Именно это и произошло с героем Достоевского:
«Раскольников был в чрезвычайном волнении. Конечно, все это были самые обыкновенные и самые частые, не раз уже слышанные им, в других только формах и на другие темы, молодые разговоры и мысли. Но почему-то именно теперь пришлось ему выслушать именно такой разговор и такие мысли, когда в собственной голове его только что зародились… такие же точно мысли? И почему именно сейчас, как только он вынес зародыш своей мысли от старухи, как раз и попадает он на разговор о старухе?.. Странным всегда казалось ему это совпадение. Этот ничтожнейший трактирный разговор имел чрезвычайное на него влияние при дальнейшем развитии дела: как будто действительно было тут какое-то предопределение, указание…»[50].
Произошло пленение помыслом, которое вскоре обратилось в страсть.
Преподобный Нил Сорский так пишет о пленении: «Пленение есть невольное увлечение нашего сердца к нашедшему помыслу, или постоянное водворение его в себе – совокупление с ним, отчего повреждается наше доброе устроение». И далее: «Второй случай бывает тогда, когда ум, как бы бурею и волнами подъемлемый и отторженный от благого своего устроения к злым мыслям, уже не может придти в тихое и мирное состояние. Это обыкновенно происходит от рассеянности и от излишних неполезных бесед»[51].

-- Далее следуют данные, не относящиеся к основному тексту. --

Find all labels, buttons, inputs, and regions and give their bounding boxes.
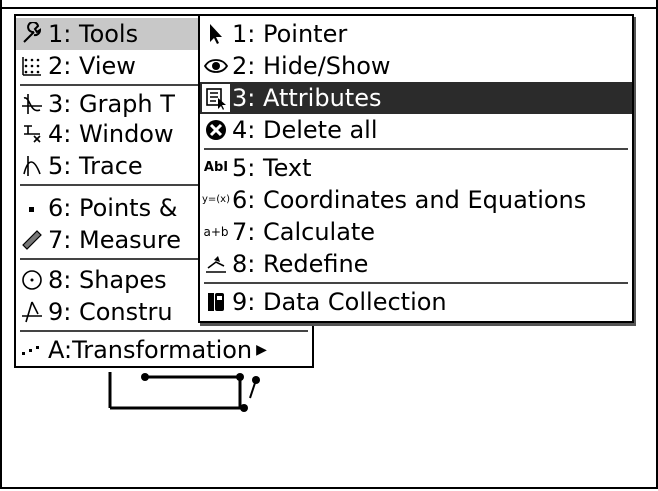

Напомним начало приведенного текста Достоевского: «Раскольников был в чрезвычайном волнении…». О волнении (образ бушующего моря) преподобный Нил Сорский говорит как о явном показателе пленения ума. Человеку уже трудно сопротивляться мысли, которой он пленен, а в страсти он практически лишается воли самостоятельно освободиться от поработившего его помысла. Преподобный пишет:
«Страсть есть долговременное и обратившееся в привычку услаждение страстными помыслами, влагаемыми от врага, и утвердившееся от частого размышления, мечтания и собеседования с ними». Он говорит: «Так святые подвижники свидетельствуют нам, что все грехопадения человеческие совершаются не иначе, как с постепенностью»[52].
Сказанное святыми отцами о подвижниках тем более верно относительно всех людей: именно внутренняя тишина и внутренняя напряженная работа («умное делание») позволили им обнаружить постепенность на пути падения человека от мысли – к преступлению. В обычной («шумной») жизни путь этот может быть краток, однако основные вехи его те же: прилог, сочетание, сложение, пленение и страсть.